Home students are already highly active in our grassroots leadership roles, which is an encouraging foundation to build from:
|
Student Leader Role
|
Home Student Participation
|
|
Course Reps
|
70%
|
|
Society Committee Members
|
73%
|
|
Sport Club Committee Members
|
92%
|
This shows that home students are not disengaged from DSU, they are leading within it. The challenge is channelling that energy and enthusiasm into our full-time elected roles, and that is precisely what our Student Leadership Framework is designed to do. The framework has already been embedded into training for grassroots roles, encouraging progression through to Student Voice Leader positions. An official launch is due before the end of the current academic year, and we would warmly invite all students to share their thoughts and help shape how we make these roles accessible and appealing to everyone.
Student Voice Leader (International Experience) Role
The Student Voice Leader (International Experience) remit is broader than the international students studying at the Leicester campus. This role was created to also provide representation for students studying on DMU courses abroad, reflecting the fact that DMU, like the wider higher education sector, is expanding globally. It is not a role dedicated solely to international students studying in Leicester, and for this reason it is not comparative to the suggestion of a Student Voice Leader for home students.
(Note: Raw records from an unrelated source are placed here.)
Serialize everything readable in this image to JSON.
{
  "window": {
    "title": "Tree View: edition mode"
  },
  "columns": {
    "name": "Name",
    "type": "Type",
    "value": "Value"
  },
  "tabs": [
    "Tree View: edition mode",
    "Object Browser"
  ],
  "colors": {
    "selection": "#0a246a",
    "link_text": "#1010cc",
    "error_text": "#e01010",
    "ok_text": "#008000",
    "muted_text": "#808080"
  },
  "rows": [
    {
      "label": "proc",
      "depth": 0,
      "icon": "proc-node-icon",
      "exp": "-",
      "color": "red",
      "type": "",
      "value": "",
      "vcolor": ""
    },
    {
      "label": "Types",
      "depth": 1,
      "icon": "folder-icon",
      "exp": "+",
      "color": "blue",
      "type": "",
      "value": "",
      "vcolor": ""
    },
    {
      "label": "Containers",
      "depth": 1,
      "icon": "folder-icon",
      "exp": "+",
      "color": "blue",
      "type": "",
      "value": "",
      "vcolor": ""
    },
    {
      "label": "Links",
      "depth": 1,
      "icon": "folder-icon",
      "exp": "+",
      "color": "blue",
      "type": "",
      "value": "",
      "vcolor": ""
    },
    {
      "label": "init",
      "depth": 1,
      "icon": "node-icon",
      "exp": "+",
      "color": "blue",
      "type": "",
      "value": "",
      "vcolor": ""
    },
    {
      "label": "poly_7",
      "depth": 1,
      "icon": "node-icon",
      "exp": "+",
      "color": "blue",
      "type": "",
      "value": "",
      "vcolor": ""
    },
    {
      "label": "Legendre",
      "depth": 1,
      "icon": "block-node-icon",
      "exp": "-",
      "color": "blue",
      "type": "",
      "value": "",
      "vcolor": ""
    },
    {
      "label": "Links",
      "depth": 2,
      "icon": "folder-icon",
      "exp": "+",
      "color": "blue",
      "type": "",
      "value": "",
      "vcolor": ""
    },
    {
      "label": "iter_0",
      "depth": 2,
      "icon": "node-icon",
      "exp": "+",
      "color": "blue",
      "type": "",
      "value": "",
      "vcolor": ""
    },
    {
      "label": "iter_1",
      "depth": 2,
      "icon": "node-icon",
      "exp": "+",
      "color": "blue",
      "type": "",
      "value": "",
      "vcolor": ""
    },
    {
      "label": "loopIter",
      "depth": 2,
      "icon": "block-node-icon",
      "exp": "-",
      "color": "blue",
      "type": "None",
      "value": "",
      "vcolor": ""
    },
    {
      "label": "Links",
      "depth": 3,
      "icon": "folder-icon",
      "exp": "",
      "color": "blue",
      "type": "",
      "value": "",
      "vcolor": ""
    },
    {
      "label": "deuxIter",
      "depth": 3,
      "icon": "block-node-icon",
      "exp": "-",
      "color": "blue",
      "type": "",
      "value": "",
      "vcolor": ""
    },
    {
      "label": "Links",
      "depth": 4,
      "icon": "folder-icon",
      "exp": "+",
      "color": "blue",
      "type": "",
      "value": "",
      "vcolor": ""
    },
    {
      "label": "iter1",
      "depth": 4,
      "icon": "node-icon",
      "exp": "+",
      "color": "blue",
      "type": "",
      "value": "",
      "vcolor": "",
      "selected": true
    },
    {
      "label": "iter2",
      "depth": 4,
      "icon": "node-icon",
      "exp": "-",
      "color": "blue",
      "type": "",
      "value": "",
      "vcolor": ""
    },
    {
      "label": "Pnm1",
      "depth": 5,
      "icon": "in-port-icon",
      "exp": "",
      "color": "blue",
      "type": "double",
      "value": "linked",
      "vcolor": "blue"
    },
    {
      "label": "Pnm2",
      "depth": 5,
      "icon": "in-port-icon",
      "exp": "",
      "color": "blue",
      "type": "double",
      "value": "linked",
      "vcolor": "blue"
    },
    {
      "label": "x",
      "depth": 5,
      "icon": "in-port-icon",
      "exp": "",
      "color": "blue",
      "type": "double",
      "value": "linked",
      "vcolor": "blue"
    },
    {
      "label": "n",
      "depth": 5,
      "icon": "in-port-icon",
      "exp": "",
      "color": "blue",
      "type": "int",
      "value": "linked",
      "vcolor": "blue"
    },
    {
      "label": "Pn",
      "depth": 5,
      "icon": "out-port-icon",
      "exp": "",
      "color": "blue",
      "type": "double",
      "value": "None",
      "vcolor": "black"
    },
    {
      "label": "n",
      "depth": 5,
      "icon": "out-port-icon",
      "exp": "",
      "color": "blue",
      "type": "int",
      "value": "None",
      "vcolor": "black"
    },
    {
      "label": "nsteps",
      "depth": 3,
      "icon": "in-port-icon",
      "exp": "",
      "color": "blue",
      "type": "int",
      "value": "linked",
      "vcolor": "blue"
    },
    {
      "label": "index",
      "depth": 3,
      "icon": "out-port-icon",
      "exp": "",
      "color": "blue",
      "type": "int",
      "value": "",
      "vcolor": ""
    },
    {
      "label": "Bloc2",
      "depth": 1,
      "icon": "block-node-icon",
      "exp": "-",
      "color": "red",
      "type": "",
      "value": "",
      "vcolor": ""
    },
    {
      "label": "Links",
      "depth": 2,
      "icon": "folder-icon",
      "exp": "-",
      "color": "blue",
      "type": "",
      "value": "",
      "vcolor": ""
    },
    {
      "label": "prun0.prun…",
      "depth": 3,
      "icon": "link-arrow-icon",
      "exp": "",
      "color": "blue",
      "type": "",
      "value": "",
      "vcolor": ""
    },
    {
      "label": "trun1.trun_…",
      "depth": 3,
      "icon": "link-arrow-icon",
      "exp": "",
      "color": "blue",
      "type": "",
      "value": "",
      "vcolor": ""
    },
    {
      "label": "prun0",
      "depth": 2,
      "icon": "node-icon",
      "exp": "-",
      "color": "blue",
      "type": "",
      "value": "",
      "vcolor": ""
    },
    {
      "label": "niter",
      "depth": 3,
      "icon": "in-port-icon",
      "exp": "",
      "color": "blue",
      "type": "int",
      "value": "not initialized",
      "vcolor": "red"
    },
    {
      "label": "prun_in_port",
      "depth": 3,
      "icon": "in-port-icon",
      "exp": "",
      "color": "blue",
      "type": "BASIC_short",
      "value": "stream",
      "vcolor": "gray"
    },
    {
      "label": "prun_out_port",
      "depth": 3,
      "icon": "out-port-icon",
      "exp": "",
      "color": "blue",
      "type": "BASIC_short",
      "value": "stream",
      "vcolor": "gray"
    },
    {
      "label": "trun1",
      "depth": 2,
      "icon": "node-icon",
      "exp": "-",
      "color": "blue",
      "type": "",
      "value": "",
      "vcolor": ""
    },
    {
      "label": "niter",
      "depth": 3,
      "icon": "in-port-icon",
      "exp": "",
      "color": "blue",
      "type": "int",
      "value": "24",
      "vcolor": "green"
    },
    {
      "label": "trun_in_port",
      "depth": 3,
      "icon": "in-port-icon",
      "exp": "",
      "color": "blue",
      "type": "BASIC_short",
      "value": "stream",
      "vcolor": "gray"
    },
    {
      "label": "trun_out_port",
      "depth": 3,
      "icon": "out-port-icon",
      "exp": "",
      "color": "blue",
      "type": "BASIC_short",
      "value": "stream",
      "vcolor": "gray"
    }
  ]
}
When the full global student body is taken into account, the percentage of international students shifts from ~31% to ~53% of DMU's student community. Students studying abroad access DSU services and representation differently, and the International Experience role exists specifically to capture that. Home students are considered within the remit of all other Student Voice Leader roles. We raise this not to diminish the concerns expressed, but to ensure any discussion about representation reflects the most accurate and complete picture possible.
The Open Letter Proposal
We have considered carefully the proposal to create a dedicated full-time home student Student Voice Leader role for 2026/27. We fully understand the intention behind it, and we respect the thought that has gone into it. However, we do not believe this would resolve the issues it seeks to address. The challenges around home student engagement in leadership, quorum at Student Council, and ensuring home student concerns reach the Student Voice Leader team, stem from engagement; challenges that a new post would not fix. We are committed instead to taking concrete, targeted action; beginning with the drop-ins outlined above, and to remaining open to further action as we listen and learn throughout the year.
We want to close by saying that we are genuinely grateful for the open letter authors’ passion and advocacy. We see this letter as an invitation to continuously improve, and we wholeheartedly agree with that sentiment.
To every home student at DMU, we hear you, we represent you, and we are committed to making sure that is something you feel – not just something we say.